Alibaba will ban employees from using Anthropic's artificial intelligence tools for work beginning July 10, citing back-door security risks from the U.S. company, CNBC confirmed Monday. The move escalates a direct confrontation between the Chinese e-commerce giant and the maker of Claude, after Anthropic accused Alibaba of a "distillation attack" designed to extract proprietary AI capabilities.
Anthropic's Claude Code has been placed on a high-risk software list, according to people familiar with the internal policy who asked not to be named.

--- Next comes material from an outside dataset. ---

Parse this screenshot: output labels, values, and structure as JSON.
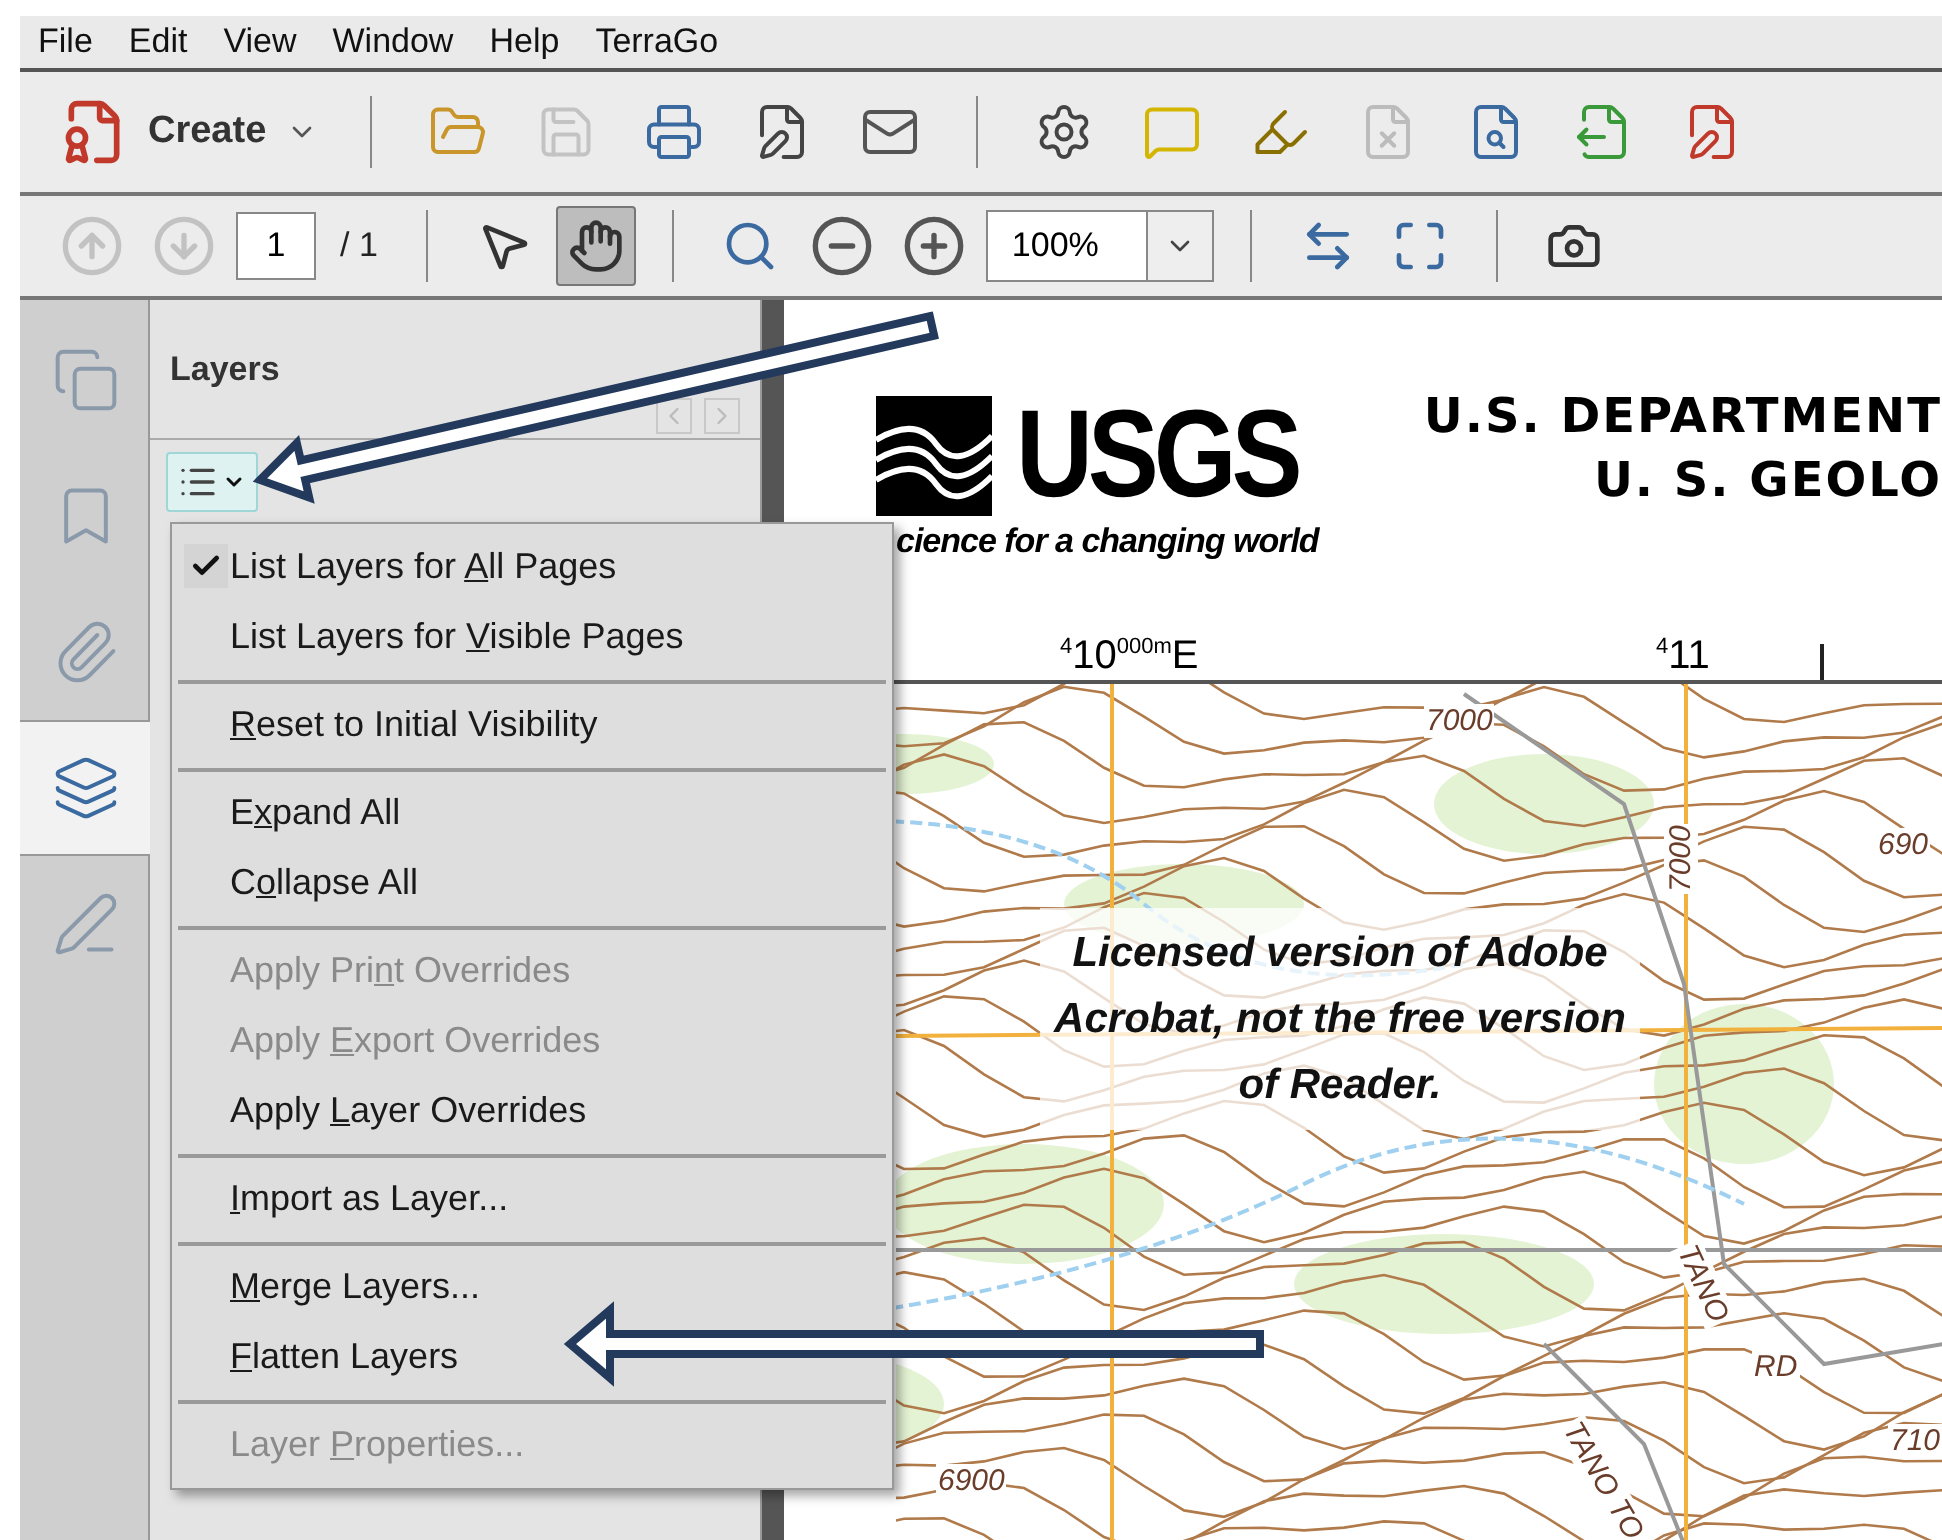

Alibaba employees must uninstall all Anthropic models and agent products and switch to the company's own AI assistant, Qoder, by the Friday deadline.

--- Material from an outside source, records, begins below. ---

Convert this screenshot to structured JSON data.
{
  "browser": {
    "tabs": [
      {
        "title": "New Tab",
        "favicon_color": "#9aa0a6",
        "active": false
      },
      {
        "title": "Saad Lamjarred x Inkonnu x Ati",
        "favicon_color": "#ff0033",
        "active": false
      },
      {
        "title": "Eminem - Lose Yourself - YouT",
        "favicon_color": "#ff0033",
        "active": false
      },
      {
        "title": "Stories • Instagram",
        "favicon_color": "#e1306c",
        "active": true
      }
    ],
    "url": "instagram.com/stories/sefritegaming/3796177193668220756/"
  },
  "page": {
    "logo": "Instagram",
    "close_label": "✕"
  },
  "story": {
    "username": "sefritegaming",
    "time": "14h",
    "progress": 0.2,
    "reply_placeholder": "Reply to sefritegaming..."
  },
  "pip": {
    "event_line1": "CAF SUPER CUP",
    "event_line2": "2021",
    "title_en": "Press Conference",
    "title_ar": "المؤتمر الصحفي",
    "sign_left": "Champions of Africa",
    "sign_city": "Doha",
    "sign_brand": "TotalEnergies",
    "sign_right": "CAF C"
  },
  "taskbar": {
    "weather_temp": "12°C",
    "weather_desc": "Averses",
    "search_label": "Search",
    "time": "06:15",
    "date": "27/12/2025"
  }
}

Ban follows 'distillation attack' accusation
Alibaba's decision comes weeks after Anthropic sent a letter to the U.S. Senate Committee on Banking, Housing, and Urban Affairs, blaming the Chinese tech company for what it called "the largest known distillation attack" on Anthropic to date. The letter accused Alibaba of "brazenly" and "illicitly" attempting to extract its AI capabilities.
Anthropic's terms of service prohibit Chinese companies and those from other "adversarial nations" from using its models. The ban at Alibaba aligns with a wider online backlash in China, where posts on Reddit and GitHub have outlined hidden code meant to detect users who might be based in the country.
Loopholes and workarounds across the industry
The Financial Times reported Friday that Anthropic is moving to close loopholes that let Chinese firms bypass restrictions and access Claude through third countries. The newspaper said Chinese fintech group Ant "had provided employees with corporate Claude accounts that were accessed through the company's intranet, which is connected to its Singapore-based entity." Ant declined to comment on the FT report.
ByteDance, the parent company of TikTok, does not facilitate direct access to Claude but started a reimbursement program on April 2 that allows engineers to expense personal subscriptions, a person familiar with the matter told CNBC. Staff can access those subscriptions on virtual private networks. ByteDance declined to comment. The policy is meant to encourage employees to "experience and learn" about a broader range of AI products, the person said.
Why this matters for IT and development professionals
For IT and development teams, the episode reveals how geopolitical tensions can abruptly disrupt access to tools already woven into daily workflows. As AI for IT & Development becomes central to coding and infrastructure tasks, vendor restrictions and national security policies create compliance risks that many organizations have not fully planned for. Choosing a coding assistant or AI platform now requires assessing not just performance but also long-term access guarantees across jurisdictions.